確定申告というと、それは一般的には自営業の人がするものだと、サラリーマンの方は考えておられると思います。

サラリーマンで確定申告するのは10万円以上医療費がかかったか、銀行や証券会社の特定口座を持っているかぐらいと考えておられるのではないでしょうか。

それは間違いではないのですが、今回は、サラリーマンの方にとっても、自営業者の確定申告との違いを明確に理解することによって、サラリーマンの方でも確定申告をもっと活用して人生を生きていけるようになるための方法について議論してみたいと考えております。

(これは脱税や無理な節税を薦めるためのものではありません。また、税理士ではありませんので、大まかな説明になりますので、ご了承下さい。)

【今回の記事でわかること】

  • 一般のサラリーマンの人の税務申告
  • 自営業者の人の税務申告
  • 「売上(収入)-経費=利益」という構造からわかること
  • これからのサラリーマンが考えていくこと
  • 追い風になる時代背景
  • 人生100年時代は、「1億総事業主時代」の到来!?

この記事を書いた人
M&M企画(社会保険労務士事務所)代表 北村 滋郎
特定社会保険労務士・キャリアコンサルタント
ファイナンシャル・プランナー(CFP/1級技能士)

1961年京都府長岡京市生まれ、神戸市在住。大阪大学人間科学部卒。
上場企業に人事として就職し、若くして管理職に就任。その後、正論を振りかざして上司を論破しまくったため、組織で孤立という挫折を経験し閑職に。阪神淡路大震災での被災を機に、日本古来の哲学・仏教等に関心を持ち、人は理屈だけで動くのでないことを学ぶ。自然哲学を活かした経営理論を多くの師匠から伝授され、成果を上げて、取締役に抜擢される。現在は、会社経営のみならず人生経営にも理論を発展させ、創業社長・二代目社長・地域のリーダー・学生の皆様のお悩みを解決する面談とセミナーを展開中。「人生と経営に関わる課題」を家庭教師のように一緒に解決していく手法が実践的」と好評を得ている。
著書「人生100年時代をまるごと100倍楽しもう!」(ギャラクシーブックス)

1.一般のサラリーマンの人の税務申告

(1)年末調整

企業に勤務するサラリーマンのあなたはが行う税務申告の場合は、勤務する会社の人事担当者が「年末調整」という税務申告を全て行ってくれています。

ゆえにあなたが用意するのは、

① 扶養する家族を記入する「扶養控除等異動申告書」を記入すること

② 生命保険(個人年金)や地震保険などの加入している場合、各保険会社から送られてくる「控除証明書」を保管しておき、「保険料控除申告書」にその年に支払った保険料を記入すること

③ 住宅ローンを借りている場合であれば、金融機関から送られてくる「年末残高証明書」を保管しておき、税務署から送られてくる(1年目の確定申告の後に送られてきます)「控除申告書」に残高を記入すること

④ 配偶者控除を受けられない配偶者に「配偶者特別控除」という控除を受けるための書類もあります。

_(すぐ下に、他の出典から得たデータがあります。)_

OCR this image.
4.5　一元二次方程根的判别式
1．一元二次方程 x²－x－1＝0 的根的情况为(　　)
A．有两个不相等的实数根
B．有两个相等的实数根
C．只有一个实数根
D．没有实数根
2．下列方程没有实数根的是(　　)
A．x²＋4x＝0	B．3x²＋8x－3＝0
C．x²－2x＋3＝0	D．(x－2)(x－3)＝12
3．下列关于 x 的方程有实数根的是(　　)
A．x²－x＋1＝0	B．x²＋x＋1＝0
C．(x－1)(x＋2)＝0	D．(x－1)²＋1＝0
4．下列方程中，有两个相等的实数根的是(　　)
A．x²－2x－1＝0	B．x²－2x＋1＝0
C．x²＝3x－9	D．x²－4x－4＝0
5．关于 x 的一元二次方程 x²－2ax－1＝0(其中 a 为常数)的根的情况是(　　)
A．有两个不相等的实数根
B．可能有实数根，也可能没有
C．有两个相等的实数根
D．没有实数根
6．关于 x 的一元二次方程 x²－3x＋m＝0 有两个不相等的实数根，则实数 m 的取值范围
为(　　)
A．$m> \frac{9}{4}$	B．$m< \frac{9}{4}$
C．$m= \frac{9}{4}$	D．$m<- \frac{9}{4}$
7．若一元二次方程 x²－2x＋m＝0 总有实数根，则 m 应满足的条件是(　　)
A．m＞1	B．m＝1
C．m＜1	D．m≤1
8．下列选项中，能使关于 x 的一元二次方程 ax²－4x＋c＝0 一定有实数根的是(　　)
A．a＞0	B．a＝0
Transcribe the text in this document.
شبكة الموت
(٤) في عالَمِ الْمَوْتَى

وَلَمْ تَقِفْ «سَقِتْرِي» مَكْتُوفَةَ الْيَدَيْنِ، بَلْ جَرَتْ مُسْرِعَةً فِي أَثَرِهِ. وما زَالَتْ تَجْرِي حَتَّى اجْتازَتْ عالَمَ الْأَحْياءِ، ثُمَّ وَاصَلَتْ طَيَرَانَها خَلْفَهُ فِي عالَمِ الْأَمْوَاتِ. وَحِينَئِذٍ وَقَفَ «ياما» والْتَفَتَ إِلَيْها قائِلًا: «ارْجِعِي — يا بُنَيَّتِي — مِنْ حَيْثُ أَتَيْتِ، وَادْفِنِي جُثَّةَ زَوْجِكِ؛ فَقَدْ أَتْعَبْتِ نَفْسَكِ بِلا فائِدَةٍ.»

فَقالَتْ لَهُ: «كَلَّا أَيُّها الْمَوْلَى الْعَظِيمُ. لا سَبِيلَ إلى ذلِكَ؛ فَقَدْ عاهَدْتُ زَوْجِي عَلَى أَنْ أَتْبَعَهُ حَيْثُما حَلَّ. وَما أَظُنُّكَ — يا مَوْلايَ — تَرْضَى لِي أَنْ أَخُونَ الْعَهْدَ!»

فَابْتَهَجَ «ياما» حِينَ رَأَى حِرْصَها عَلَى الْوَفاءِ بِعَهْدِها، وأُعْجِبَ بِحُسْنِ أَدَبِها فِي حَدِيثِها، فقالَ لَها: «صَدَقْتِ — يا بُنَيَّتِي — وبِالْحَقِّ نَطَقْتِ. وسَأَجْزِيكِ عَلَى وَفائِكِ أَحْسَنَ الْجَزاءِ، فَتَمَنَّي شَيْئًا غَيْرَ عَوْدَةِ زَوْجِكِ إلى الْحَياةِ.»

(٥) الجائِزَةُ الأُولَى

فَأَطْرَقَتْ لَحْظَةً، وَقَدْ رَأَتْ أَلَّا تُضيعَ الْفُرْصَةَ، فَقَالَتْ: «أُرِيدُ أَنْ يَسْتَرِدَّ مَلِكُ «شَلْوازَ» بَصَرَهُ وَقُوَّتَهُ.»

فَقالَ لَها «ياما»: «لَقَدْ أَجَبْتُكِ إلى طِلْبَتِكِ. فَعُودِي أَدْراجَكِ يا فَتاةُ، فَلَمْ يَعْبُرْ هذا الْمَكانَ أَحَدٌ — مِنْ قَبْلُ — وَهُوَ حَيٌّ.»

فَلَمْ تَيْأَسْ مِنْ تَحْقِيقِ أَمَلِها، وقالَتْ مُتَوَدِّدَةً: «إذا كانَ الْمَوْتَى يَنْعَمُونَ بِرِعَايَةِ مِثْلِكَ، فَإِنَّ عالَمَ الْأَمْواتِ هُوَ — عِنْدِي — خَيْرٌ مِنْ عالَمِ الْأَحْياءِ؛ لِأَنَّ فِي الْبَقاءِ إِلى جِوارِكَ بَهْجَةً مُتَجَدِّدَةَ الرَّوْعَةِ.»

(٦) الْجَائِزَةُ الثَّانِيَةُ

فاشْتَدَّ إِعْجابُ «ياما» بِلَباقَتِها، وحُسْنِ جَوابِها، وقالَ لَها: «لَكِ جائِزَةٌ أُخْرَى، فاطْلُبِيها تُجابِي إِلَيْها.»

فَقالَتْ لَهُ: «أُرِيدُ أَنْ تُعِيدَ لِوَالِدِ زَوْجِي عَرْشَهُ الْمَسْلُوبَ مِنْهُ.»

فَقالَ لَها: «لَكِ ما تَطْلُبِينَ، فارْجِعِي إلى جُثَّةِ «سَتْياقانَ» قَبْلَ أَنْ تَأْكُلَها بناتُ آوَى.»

以上の4つを用意して11月頃にあなたの勤務する会社の人事に提出するだけ。

あとは12月の給与明細に年末調整の結果として所得税が還付または徴収され、一緒に「源泉徴収票」という用紙が同封されてきて終わりとなります。

(2) サラリーマンが一般にする確定申告

サラリーマンは確定申告をまったくしないのかというと、そうではありません。

細かくいうとキリはないのですが一般的によくあるのは、

① 医療費が年間10万円以上になった場合(自分または扶養家族が入院した場合は該当することが多い)、にかかった費用をある一定の計算式で控除することができます。

病院(交通費も含まれる場合があります)の領収書は一年間保管しておく必要があります。

② 株や投資信託といった金融商品の取引があった場合で、特に損失が出たときなどは申告しておくと、その損失は翌年度以降に繰り越したりできるので、申告しておくと翌年度に利益が出た場合に、税金がオトクになります。

特定口座にしているからと、放っておかないようにすることも大切です。

2.自営業者の人の税務申告

自営業者(個人事業主)の税務申告がサラリーマンと大きく違うのは、自営業者には「経費」というものが存在しているということ。

サラリーマンの方にも「給与所得控除」という経費が存在し、収入により一定の割合が控除される制度がありますが、自営業者の「経費」とは比べものなりません。

自営業者にとって経費は個人事業を運営する際の大きな存在となっています。

それでは自営業者はどのように確定申告を行っているのかを見ていきましょう。

(1) 青色申告とは

サラリーマンと自営業者の最大の違いは「青色申告」です。

個人事業主として事業を始める際には、ほとんどの方が「青色申告承認申請書」を税務署に提出し、青色申告の個人事業主(自営業者)になります。

帳簿や決算書が面倒ということで「白色申告」を選択される人もいますが、最近では個人事業主用の会計ソフトが安く手に入り、使い方も簡単になってきていますので、多くの人が青色申告を選択されています。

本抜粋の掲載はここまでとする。